Now there’s recognition in the man’s face, he knows me.  How?

“Did you shoot two armed men entering this building with that weapon?  Is your name Matthew David Williams?  Did you recently kill over thirty terrorists in the Chilterns, raid a house in Birmingham, another in Swindon or Reading as well, killing more of the same?  You may as well tell me.  Who do you work for?  How do you know me, from Birmingham?  Were you one of the ones who dragged us out into the back garden?”

“Where’s this going Andy?”

It was George, looking over his shoulder from the doorway.

The man seemed to slump.

“If it was Chief Inspector Bowson, so what?  Arrest me?”

“Answer my questions.  Was it you who sent me those memory sticks?”

“So what if I did?  They needed to get to the right people, like you.”

“That young girl you took away?”

“She’s free, safe with those who love her, happier now than for years.  She was the slave of those monsters, kidnapped from Kurdistan, her family murdered…  Are you trying to tell me we did wrong?”

“Who’re you working for, the government?”

“In a way.”

The man’s confidence was rising now; he could see it, in proportion to his own uncertainty.  George broke in again.

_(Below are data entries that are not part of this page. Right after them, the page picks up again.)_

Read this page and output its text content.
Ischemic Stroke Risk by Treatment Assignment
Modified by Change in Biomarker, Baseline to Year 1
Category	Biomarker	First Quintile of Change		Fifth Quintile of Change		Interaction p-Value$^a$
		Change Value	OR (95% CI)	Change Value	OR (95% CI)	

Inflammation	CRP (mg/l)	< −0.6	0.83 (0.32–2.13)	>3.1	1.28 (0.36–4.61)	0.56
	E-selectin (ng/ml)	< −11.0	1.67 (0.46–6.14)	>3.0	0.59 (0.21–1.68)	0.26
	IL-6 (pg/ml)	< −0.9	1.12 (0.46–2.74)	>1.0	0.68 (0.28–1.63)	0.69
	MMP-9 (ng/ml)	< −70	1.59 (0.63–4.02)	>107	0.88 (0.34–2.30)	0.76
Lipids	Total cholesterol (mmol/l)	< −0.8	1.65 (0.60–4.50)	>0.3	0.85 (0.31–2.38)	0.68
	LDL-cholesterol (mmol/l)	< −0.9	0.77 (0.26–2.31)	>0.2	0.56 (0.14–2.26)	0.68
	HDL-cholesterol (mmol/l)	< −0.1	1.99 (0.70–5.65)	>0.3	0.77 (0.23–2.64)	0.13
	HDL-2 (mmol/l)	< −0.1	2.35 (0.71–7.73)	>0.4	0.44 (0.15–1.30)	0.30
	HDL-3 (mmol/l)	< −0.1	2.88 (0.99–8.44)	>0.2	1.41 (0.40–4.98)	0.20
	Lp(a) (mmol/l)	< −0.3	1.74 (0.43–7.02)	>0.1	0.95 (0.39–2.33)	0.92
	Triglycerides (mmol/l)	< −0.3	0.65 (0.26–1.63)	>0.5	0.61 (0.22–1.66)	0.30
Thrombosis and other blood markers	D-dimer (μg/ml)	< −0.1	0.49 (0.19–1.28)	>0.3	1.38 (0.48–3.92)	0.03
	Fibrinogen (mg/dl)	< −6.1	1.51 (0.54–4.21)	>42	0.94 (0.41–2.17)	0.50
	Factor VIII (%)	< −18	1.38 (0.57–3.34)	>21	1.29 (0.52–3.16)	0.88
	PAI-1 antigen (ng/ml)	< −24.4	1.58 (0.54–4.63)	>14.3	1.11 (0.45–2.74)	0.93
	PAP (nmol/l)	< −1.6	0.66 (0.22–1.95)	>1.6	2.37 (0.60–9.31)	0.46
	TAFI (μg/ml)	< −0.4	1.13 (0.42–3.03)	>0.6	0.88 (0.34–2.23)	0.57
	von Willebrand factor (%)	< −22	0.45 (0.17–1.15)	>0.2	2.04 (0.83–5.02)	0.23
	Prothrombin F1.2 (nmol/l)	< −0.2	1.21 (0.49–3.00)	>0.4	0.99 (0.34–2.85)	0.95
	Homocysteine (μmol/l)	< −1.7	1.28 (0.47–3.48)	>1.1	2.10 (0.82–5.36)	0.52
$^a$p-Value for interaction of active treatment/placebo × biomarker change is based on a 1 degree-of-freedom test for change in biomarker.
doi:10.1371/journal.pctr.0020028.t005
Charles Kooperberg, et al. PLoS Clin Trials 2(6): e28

“Andy, he’s on our side, fighting them.  He’s only helped us, let him go.”

Dilemma, dilemmas, a career, nay, a life defining moment.  George was staring at him; he sensed the force of his younger colleague’s will pressing him to break his oath to the Service, to defy his sense of duty.  No, not duty, that wasn’t so clear cut anymore.  The images of those falling women replayed unprompted in front of his eyes, their naked broken forms strewn on the ground outside, the immense scale of what they were trying to combat, the vacillation of those at the very top of the chain of command, the descending greyness of relativism, politics, agendas, blurring the clarity of duty.

And finally, the words of ‘Henry,’ or was it ‘John’…  “For whom do we do it?”

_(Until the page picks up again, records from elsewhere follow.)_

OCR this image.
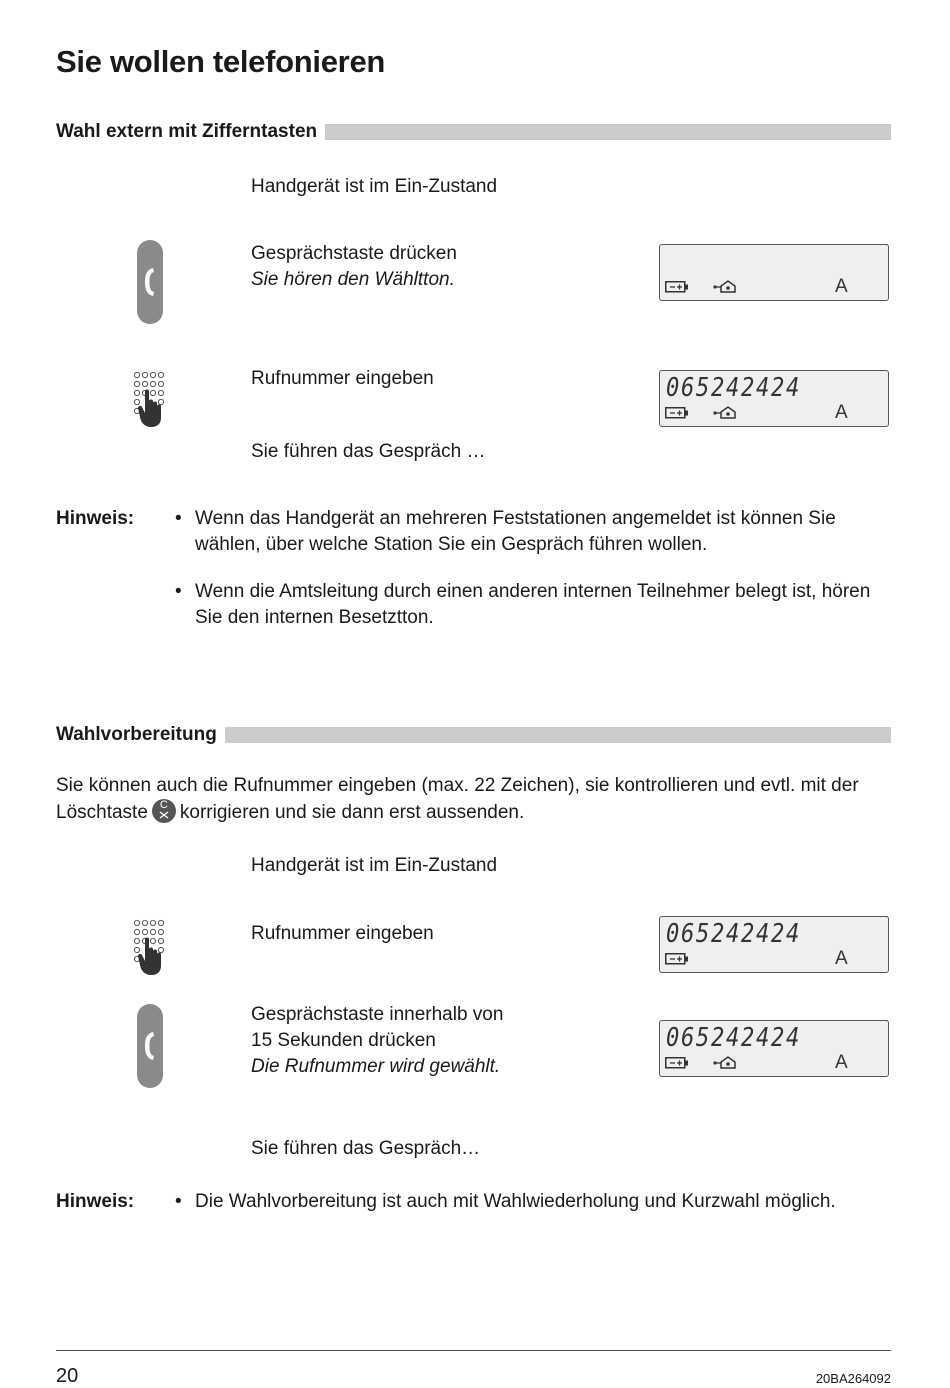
Sie wollen telefonieren
Wahl extern mit Zifferntasten
Handgerät ist im Ein-Zustand
Gesprächstaste drücken
Sie hören den Wähltton.	A
Rufnummer eingeben	065242424
A
Sie führen das Gespräch …
Hinweis: • Wenn das Handgerät an mehreren Feststationen angemeldet ist können Sie wählen, über welche Station Sie ein Gespräch führen wollen.
• Wenn die Amtsleitung durch einen anderen internen Teilnehmer belegt ist, hören Sie den internen Besetztton.
Wahlvorbereitung
Sie können auch die Rufnummer eingeben (max. 22 Zeichen), sie kontrollieren und evtl. mit der
Löschtaste	C korrigieren und sie dann erst aussenden.
Handgerät ist im Ein-Zustand
Rufnummer eingeben	065242424
A
Gesprächstaste innerhalb von
15 Sekunden drücken
Die Rufnummer wird gewählt.
065242424
A
Sie führen das Gespräch…
Hinweis: • Die Wahlvorbereitung ist auch mit Wahlwiederholung und Kurzwahl möglich.
20	20BA264092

“Andy, please, for me, for us all, those poor women.”

What would Sally say?  She’d had the clearest view on good and evil, much less grey than his own, almost medieval at times, he’d joked.  Perhaps being a mother does that to you.  What would the mothers, daughters, of those women on the ground outside say if they were here?  How many more had this man saved, or tried to at least, on his own in that building, that circle of hell?  How many more would those two he shot outside have slaughtered if he had just walked away?

“I suppose you’ve got no ID to confirm any of this?”

The man just smiled.

There it was done; the thought of her, those in there, outside on the ground, their imagined voices, entreaties, would ensure his conscience was clear.

“Pick the gun up, put it away.  George, give him your baseball cap to identify him and get a couple of the others to guard this entrance and then catch us up.  Follow me please Mr Williams, we need to get you out through the cordon and away.”

A few minutes later he was standing in a side street with George and the Matt who he was now pretty sure no longer answered to his names on file.

“Where’ll you go?  Will you report this?”

“Somewhere safe.  I can’t tell you. You probably wouldn’t believe me anyway.”